Un médecin qui utilise une IA doit désormais pouvoir démontrer qu’il en maîtrise les risques.

Le nouvel article R. 4127-13-1 du code de la santé publique crée une obligation déontologique spécifique.

Dès qu’un médecin utilise une IA, un outil numérique ou une technologie de communication dans son exercice, il doit prendre les précautions indispensables pour garantir :
- la sécurité et la qualité des soins ; et
- la sécurité et la confidentialité des données de santé.

Le texte ne vise donc pas seulement la conformité du fournisseur, mais aussi l’usage de l’outil par le médecin.

Le praticien doit pouvoir justifier pourquoi l’outil a été choisi, dans quelles situations il peut être utilisé, comment ses résultats sont contrôlés et quelles données lui sont confiées.

Le second alinéa ajoute une exigence de gouvernance.

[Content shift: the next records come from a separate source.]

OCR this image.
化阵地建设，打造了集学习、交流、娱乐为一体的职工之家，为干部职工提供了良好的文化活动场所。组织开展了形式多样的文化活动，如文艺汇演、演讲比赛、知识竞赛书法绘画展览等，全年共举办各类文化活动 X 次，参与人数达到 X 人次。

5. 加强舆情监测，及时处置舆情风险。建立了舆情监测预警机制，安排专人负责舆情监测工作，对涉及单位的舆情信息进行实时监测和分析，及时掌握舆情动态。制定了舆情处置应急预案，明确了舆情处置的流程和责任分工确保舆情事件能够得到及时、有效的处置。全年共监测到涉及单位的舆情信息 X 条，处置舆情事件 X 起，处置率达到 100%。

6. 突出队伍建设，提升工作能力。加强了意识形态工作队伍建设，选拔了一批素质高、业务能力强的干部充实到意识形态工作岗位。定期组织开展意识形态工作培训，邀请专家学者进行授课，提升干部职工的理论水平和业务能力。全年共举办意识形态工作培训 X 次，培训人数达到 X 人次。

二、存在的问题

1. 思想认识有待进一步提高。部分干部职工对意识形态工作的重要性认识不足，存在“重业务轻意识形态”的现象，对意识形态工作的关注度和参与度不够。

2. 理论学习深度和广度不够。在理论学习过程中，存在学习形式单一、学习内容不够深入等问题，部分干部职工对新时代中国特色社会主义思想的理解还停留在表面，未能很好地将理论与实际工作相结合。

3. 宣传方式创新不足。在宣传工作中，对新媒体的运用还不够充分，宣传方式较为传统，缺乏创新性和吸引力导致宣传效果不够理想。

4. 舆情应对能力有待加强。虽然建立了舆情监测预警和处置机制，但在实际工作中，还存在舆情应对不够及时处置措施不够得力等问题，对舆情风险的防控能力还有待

Le médecin doit tenir compte des recommandations et référentiels publiés par les autorités compétentes, son conseil national professionnel et le Conseil national de l’Ordre des médecins.

S’en écarter ne sera pas nécessairement interdit.
Mais un écart non identifié, non évalué et non justifié deviendra difficilement défendable.

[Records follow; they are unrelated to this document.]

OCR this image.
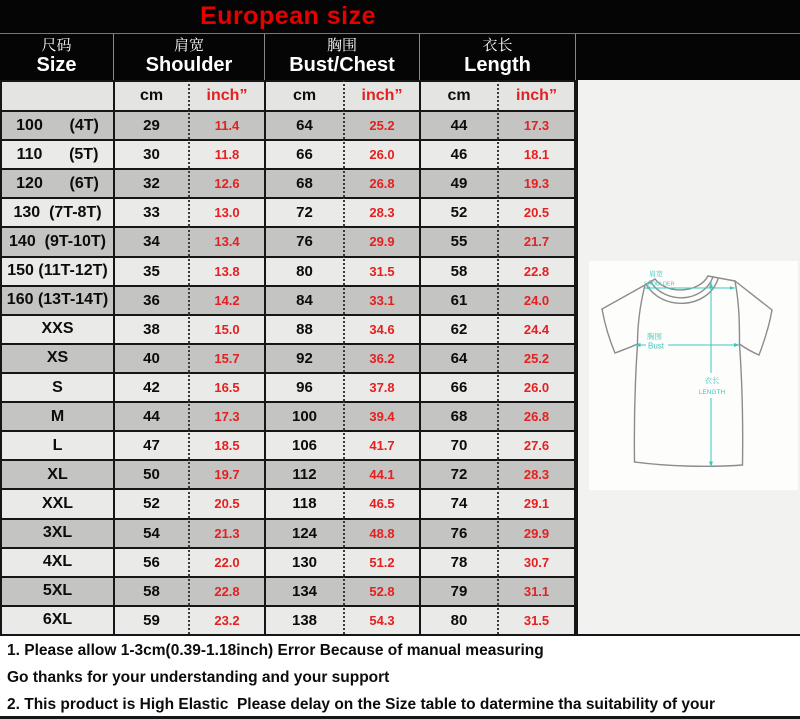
European size
尺码
Size
肩宽
Shoulder
胸围
Bust/Chest
衣长
Length
cm	inch”	cm	inch”	cm	inch”
100      (4T)	29	11.4	64	25.2	44	17.3
110      (5T)	30	11.8	66	26.0	46	18.1
120      (6T)	32	12.6	68	26.8	49	19.3
130  (7T-8T)	33	13.0	72	28.3	52	20.5
140  (9T-10T)	34	13.4	76	29.9	55	21.7
150 (11T-12T)	35	13.8	80	31.5	58	22.8
160 (13T-14T)	36	14.2	84	33.1	61	24.0
XXS	38	15.0	88	34.6	62	24.4
XS	40	15.7	92	36.2	64	25.2
S	42	16.5	96	37.8	66	26.0
M	44	17.3	100	39.4	68	26.8
L	47	18.5	106	41.7	70	27.6
XL	50	19.7	112	44.1	72	28.3
XXL	52	20.5	118	46.5	74	29.1
3XL	54	21.3	124	48.8	76	29.9
4XL	56	22.0	130	51.2	78	30.7
5XL	58	22.8	134	52.8	79	31.1
6XL	59	23.2	138	54.3	80	31.5
肩宽
SHOULDER
胸围
Bust
衣长
LENGTH

1. Please allow 1-3cm(0.39-1.18inch) Error Because of manual measuring

Go thanks for your understanding and your support

2. This product is High Elastic  Please delay on the Size table to datermine tha suitability of your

Ce qu’il faut faire maintenant :
1. Recenser les outils effectivement utilisés.
2. Définir leur finalité et leur place dans la décision médicale.
3. Vérifier les données transmises, leur hébergement, leur conservation et leur réutilisation.
4. Prévoir une validation humaine adaptée au risque clinique.
5. Identifier les référentiels applicables et conserver la preuve de leur prise en compte.
6. Former les praticiens et tracer les contrôles réalisés.

La question n’est donc plus seulement de savoir si l’outil est conforme. Elle est de savoir si son utilisation médicale est documentée, maîtrisée et défendable.